Der Onlinevertrieb birgt viel Potenzial

So modern sich die meisten Versicherungsunternehmen auch präsentieren. Hinter der Fassade sind die Denkstrukturen oft noch altbacken. Das kann sich in Zeiten des Internets ganz schnell als Schuss ins eigene Knie erweisen. Schon vor zehn Jahren, als das Internet langsam erblühte und Dotcom in aller Munde war, müssten sich die Assekuranzen Sticheleien gefallen lassen, weil sie keine entsprechende Strategie in der Hinterhand hatten. Jetzt droht das gleiche Dilemma beim Vertrieb. Dabei bietet das Web gerade der Sparte Kfz-Versicherung Wachstumspotenziale noch und nöcher.

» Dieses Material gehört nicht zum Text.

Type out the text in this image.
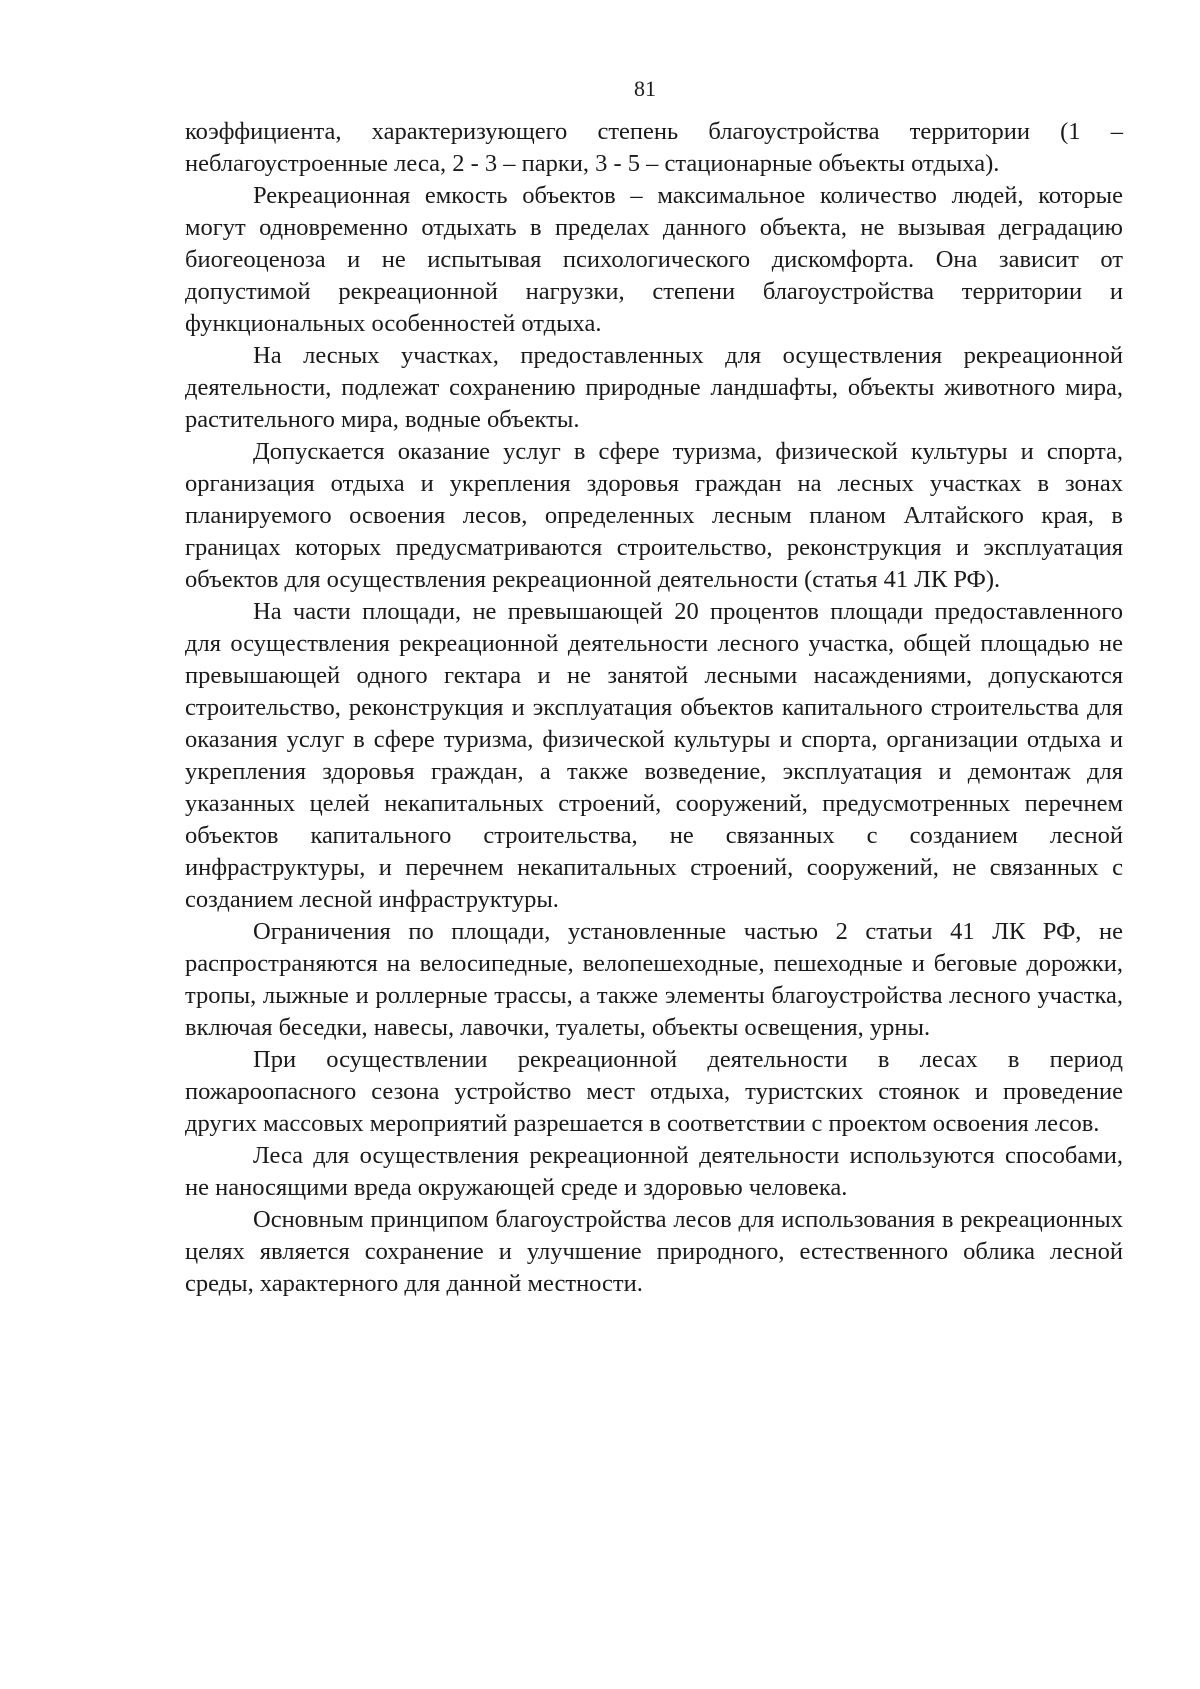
81

коэффициента, характеризующего степень благоустройства территории (1 – неблагоустроенные леса, 2 - 3 – парки, 3 - 5 – стационарные объекты отдыха).

Рекреационная емкость объектов – максимальное количество людей, которые могут одновременно отдыхать в пределах данного объекта, не вызывая деградацию биогеоценоза и не испытывая психологического дискомфорта. Она зависит от допустимой рекреационной нагрузки, степени благоустройства территории и функциональных особенностей отдыха.

На лесных участках, предоставленных для осуществления рекреационной деятельности, подлежат сохранению природные ландшафты, объекты животного мира, растительного мира, водные объекты.

Допускается оказание услуг в сфере туризма, физической культуры и спорта, организация отдыха и укрепления здоровья граждан на лесных участках в зонах планируемого освоения лесов, определенных лесным планом Алтайского края, в границах которых предусматриваются строительство, реконструкция и эксплуатация объектов для осуществления рекреационной деятельности (статья 41 ЛК РФ).

На части площади, не превышающей 20 процентов площади предоставленного для осуществления рекреационной деятельности лесного участка, общей площадью не превышающей одного гектара и не занятой лесными насаждениями, допускаются строительство, реконструкция и эксплуатация объектов капитального строительства для оказания услуг в сфере туризма, физической культуры и спорта, организации отдыха и укрепления здоровья граждан, а также возведение, эксплуатация и демонтаж для указанных целей некапитальных строений, сооружений, предусмотренных перечнем объектов капитального строительства, не связанных с созданием лесной инфраструктуры, и перечнем некапитальных строений, сооружений, не связанных с созданием лесной инфраструктуры.

Ограничения по площади, установленные частью 2 статьи 41 ЛК РФ, не распространяются на велосипедные, велопешеходные, пешеходные и беговые дорожки, тропы, лыжные и роллерные трассы, а также элементы благоустройства лесного участка, включая беседки, навесы, лавочки, туалеты, объекты освещения, урны.

При осуществлении рекреационной деятельности в лесах в период пожароопасного сезона устройство мест отдыха, туристских стоянок и проведение других массовых мероприятий разрешается в соответствии с проектом освоения лесов.

Леса для осуществления рекреационной деятельности используются способами, не наносящими вреда окружающей среде и здоровью человека.

Основным принципом благоустройства лесов для использования в рекреационных целях является сохранение и улучшение природного, естественного облика лесной среды, характерного для данной местности.
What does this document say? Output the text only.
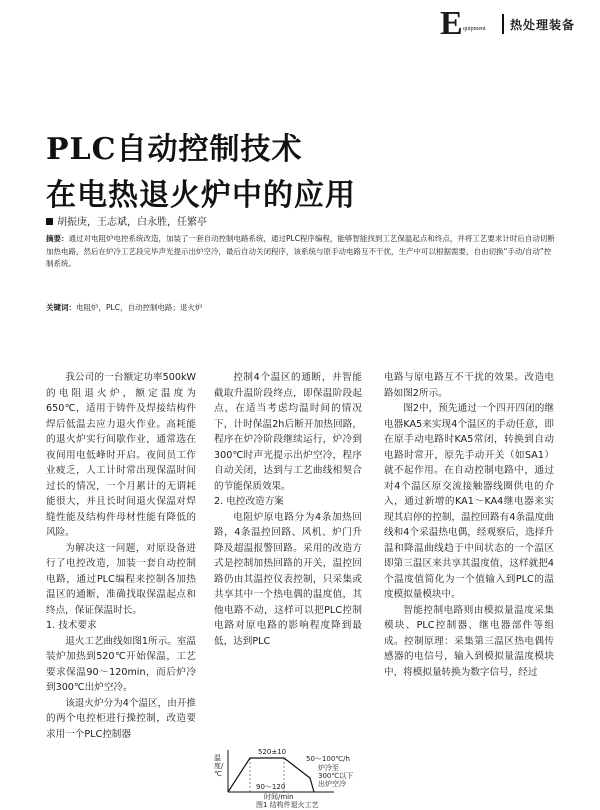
E quipment 热处理装备
PLC自动控制技术
在电热退火炉中的应用
胡振庚，王志斌，白永胜，任繁亭
摘要：通过对电阻炉电控系统改造，加装了一套自动控制电路系统，通过PLC程序编程，能够智能找到工艺保温起点和终点，并将工艺要求计时后自动切断加热电路，然后在炉冷工艺段完毕声光提示出炉空冷，最后自动关闭程序，该系统与原手动电路互不干扰，生产中可以根据需要，自由切换“手动/自动”控制系统。
关键词：电阻炉，PLC，自动控制电路；退火炉

我公司的一台额定功率500kW的电阻退火炉，额定温度为650℃，适用于铸件及焊接结构件焊后低温去应力退火作业。高耗能的退火炉实行间歇作业，通常选在夜间用电低峰时开启。夜间员工作业疲乏，人工计时常出现保温时间过长的情况，一个月累计的无谓耗能很大，并且长时间退火保温对焊缝性能及结构件母材性能有降低的风险。

为解决这一问题，对原设备进行了电控改造，加装一套自动控制电路，通过PLC编程来控制各加热温区的通断，准确找取保温起点和终点，保证保温时长。

1. 技术要求

退火工艺曲线如图1所示。室温装炉加热到520℃开始保温，工艺要求保温90～120min，而后炉冷到300℃出炉空冷。

该退火炉分为4个温区，由开推的两个电控柜进行操控制，改造要求用一个PLC控制器

控制4个温区的通断，并智能截取升温阶段终点，即保温阶段起点，在适当考虑均温时间的情况下，计时保温2h后断开加热回路，程序在炉冷阶段继续运行，炉冷到300℃时声光提示出炉空冷，程序自动关闭，达到与工艺曲线相契合的节能保质效果。

2. 电控改造方案

电阻炉原电路分为4条加热回路，4条温控回路、风机、炉门升降及超温报警回路。采用的改造方式是控制加热回路的开关，温控回路仍由其温控仪表控制，只采集或共享其中一个热电偶的温度值，其他电路不动，这样可以把PLC控制电路对原电路的影响程度降到最低，达到PLC

520±10
50～100℃/h
炉冷至300℃以下出炉空冷
90～120
温度/℃
时间/min
图1 结构件退火工艺

电路与原电路互不干扰的效果。改造电路如图2所示。

图2中，预先通过一个四开四闭的继电器KA5来实现4个温区的手动任意，即在原手动电路时KA5常闭，转换到自动电路时常开，原先手动开关（如SA1）就不起作用。在自动控制电路中，通过对4个温区原交流接触器线圈供电的介入，通过新增的KA1～KA4继电器来实现其启停的控制，温控回路有4条温度曲线和4个采温热电偶，经观察后，选择升温和降温曲线趋于中间状态的一个温区即第三温区来共享其温度值，这样就把4个温度值简化为一个值输入到PLC的温度模拟量模块中。

智能控制电路则由模拟量温度采集模块、PLC控制器、继电器部件等组成。控制原理：采集第三温区热电偶传感器的电信号，输入到模拟量温度模块中，将模拟量转换为数字信号，经过
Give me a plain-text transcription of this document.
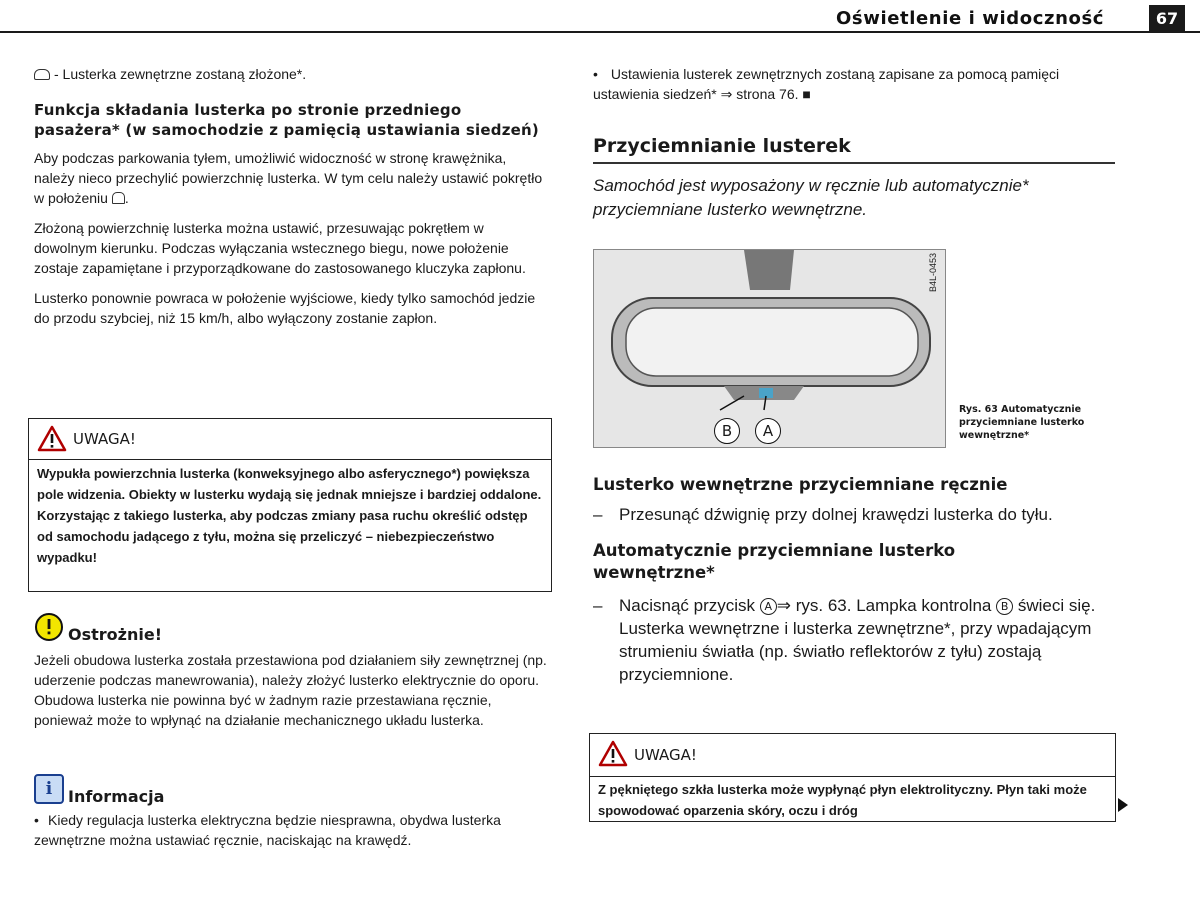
Oświetlenie i widoczność	67

- Lusterka zewnętrzne zostaną złożone*.

Funkcja składania lusterka po stronie przedniego pasażera* (w samochodzie z pamięcią ustawiania siedzeń)

Aby podczas parkowania tyłem, umożliwić widoczność w stronę krawężnika, należy nieco przechylić powierzchnię lusterka. W tym celu należy ustawić pokrętło w położeniu .

Złożoną powierzchnię lusterka można ustawić, przesuwając pokrętłem w dowolnym kierunku. Podczas wyłączania wstecznego biegu, nowe położenie zostaje zapamiętane i przyporządkowane do zastosowanego kluczyka zapłonu.

Lusterko ponownie powraca w położenie wyjściowe, kiedy tylko samochód jedzie do przodu szybciej, niż 15 km/h, albo wyłączony zostanie zapłon.

UWAGA!
Wypukła powierzchnia lusterka (konweksyjnego albo asferycznego*) powiększa pole widzenia. Obiekty w lusterku wydają się jednak mniejsze i bardziej oddalone. Korzystając z takiego lusterka, aby podczas zmiany pasa ruchu określić odstęp od samochodu jadącego z tyłu, można się przeliczyć – niebezpieczeństwo wypadku!
Ostrożnie!

Jeżeli obudowa lusterka została przestawiona pod działaniem siły zewnętrznej (np. uderzenie podczas manewrowania), należy złożyć lusterko elektrycznie do oporu. Obudowa lusterka nie powinna być w żadnym razie przestawiana ręcznie, ponieważ może to wpłynąć na działanie mechanicznego układu lusterka.

i Informacja

• Kiedy regulacja lusterka elektryczna będzie niesprawna, obydwa lusterka zewnętrzne można ustawiać ręcznie, naciskając na krawędź.

• Ustawienia lusterek zewnętrznych zostaną zapisane za pomocą pamięci ustawienia siedzeń* ⇒ strona 76. ■

Przyciemnianie lusterek

Samochód jest wyposażony w ręcznie lub automatycznie* przyciemniane lusterko wewnętrzne.

B	A
B4L-0453
Rys. 63 Automatycznie przyciemniane lusterko wewnętrzne*

Lusterko wewnętrzne przyciemniane ręcznie

– Przesunąć dźwignię przy dolnej krawędzi lusterka do tyłu.

Automatycznie przyciemniane lusterko wewnętrzne*

– Nacisnąć przycisk A ⇒ rys. 63. Lampka kontrolna B świeci się. Lusterka wewnętrzne i lusterka zewnętrzne*, przy wpadającym strumieniu światła (np. światło reflektorów z tyłu) zostają przyciemnione.
UWAGA!
Z pękniętego szkła lusterka może wypłynąć płyn elektrolityczny. Płyn taki może spowodować oparzenia skóry, oczu i dróg
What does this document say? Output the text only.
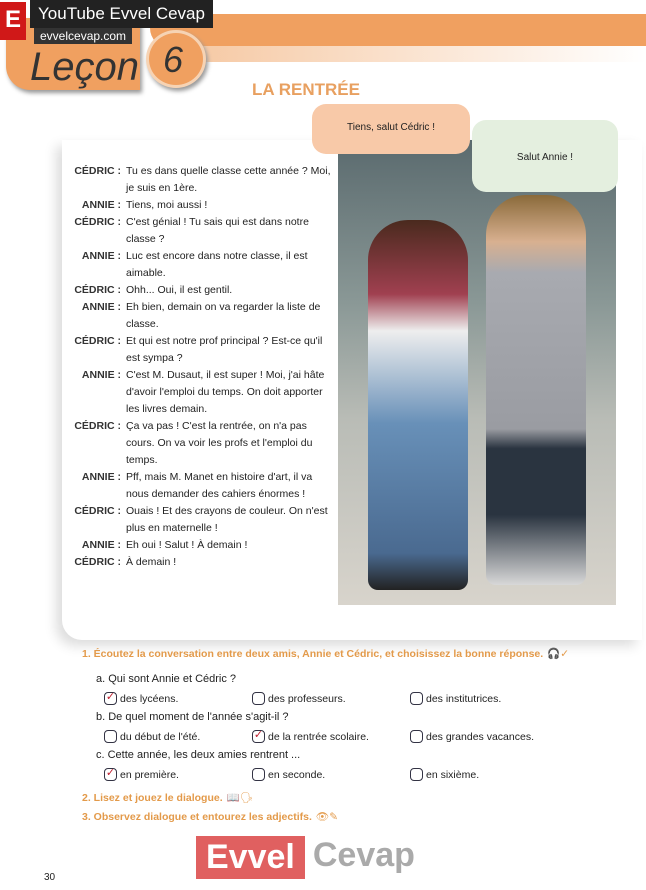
Leçon 6
E	YouTube Evvel Cevap
evvelcevap.com
LA RENTRÉE
CÉDRIC : Tu es dans quelle classe cette année ? Moi, je suis en 1ère.
ANNIE : Tiens, moi aussi !
CÉDRIC : C'est génial ! Tu sais qui est dans notre classe ?
ANNIE : Luc est encore dans notre classe, il est aimable.
CÉDRIC : Ohh... Oui, il est gentil.
ANNIE : Eh bien, demain on va regarder la liste de classe.
CÉDRIC : Et qui est notre prof principal ? Est-ce qu'il est sympa ?
ANNIE : C'est M. Dusaut, il est super ! Moi, j'ai hâte d'avoir l'emploi du temps. On doit apporter les livres demain.
CÉDRIC : Ça va pas ! C'est la rentrée, on n'a pas cours. On va voir les profs et l'emploi du temps.
ANNIE : Pff, mais M. Manet en histoire d'art, il va nous demander des cahiers énormes !
CÉDRIC : Ouais ! Et des crayons de couleur. On n'est plus en maternelle !
ANNIE : Eh oui ! Salut ! À demain !
CÉDRIC : À demain !
Tiens, salut Cédric !
Salut Annie !
1. Écoutez la conversation entre deux amis, Annie et Cédric, et choisissez la bonne réponse. 🎧✓
a. Qui sont Annie et Cédric ?
✓ des lycéens.	des professeurs.	des institutrices.
b. De quel moment de l'année s'agit-il ?
du début de l'été.	✓ de la rentrée scolaire.	des grandes vacances.
c. Cette année, les deux amies rentrent ...
✓ en première.	en seconde.	en sixième.
2. Lisez et jouez le dialogue. 📖🗣
3. Observez dialogue et entourez les adjectifs. 👁✎
Evvel Cevap
30
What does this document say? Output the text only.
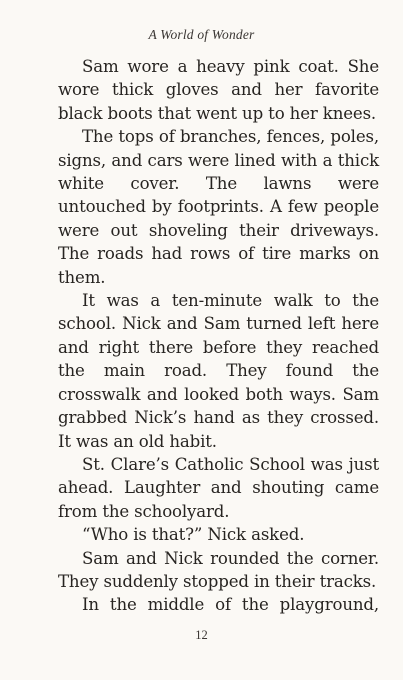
A World of Wonder

Sam wore a heavy pink coat. She wore thick gloves and her favorite black boots that went up to her knees.

The tops of branches, fences, poles, signs, and cars were lined with a thick white cover. The lawns were untouched by footprints. A few people were out shoveling their driveways. The roads had rows of tire marks on them.

It was a ten-minute walk to the school. Nick and Sam turned left here and right there before they reached the main road. They found the crosswalk and looked both ways. Sam grabbed Nick’s hand as they crossed. It was an old habit.

St. Clare’s Catholic School was just ahead. Laughter and shouting came from the schoolyard.

“Who is that?” Nick asked.

Sam and Nick rounded the corner. They suddenly stopped in their tracks.

In the middle of the playground,

12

Die Kunden haben längst erkannt, wie der Hase läuft. Statt sich die Tarife persönlich oder am Telefon berechnen zu lassen, gehen sie den einfacheren Weg und nutzen Onlinevergleiche. Diesbezüglich sind die großen Portale kaum zu schlagen, heißt es in der Financial Times Deutschland. Statt zehn Minuten je Anbieter zu investieren, gibt es eine komplette Liste frei Haus. Welche Erfolge sich damit erzielen lassen, beweist Check24. 450.000 Kfz-Versicherungsverträge wurden im vergangenen Jahr vermittelt. Von solchen Zahlen träumen viele Autoversicherer nur.

Die Provision je Police lag bei etwa 60 bis 100 Euro. Vergleicht man diese Ausgaben mit denen für die Offlinewerbung, ergibt sich eine enorme Differenz. Helmut Kühl, ehemals Volksfürsorge-Vorstand, rechnet vor, dass bei der klassischen Akquise für jeden Vertrag rund 120 bis 160 Euro ausgegeben werden müssten. Angesichts dieser Zahlen erscheinen die Provisionszahlungen im Internet in einem völlig neuen Licht und wirken umso attraktiver. Vor allem kleine und lokale Anbieter könnten ihre Produkte über die Vergleichsportale problemlos (und relativ günstig) an den Mann und die Frau bringen.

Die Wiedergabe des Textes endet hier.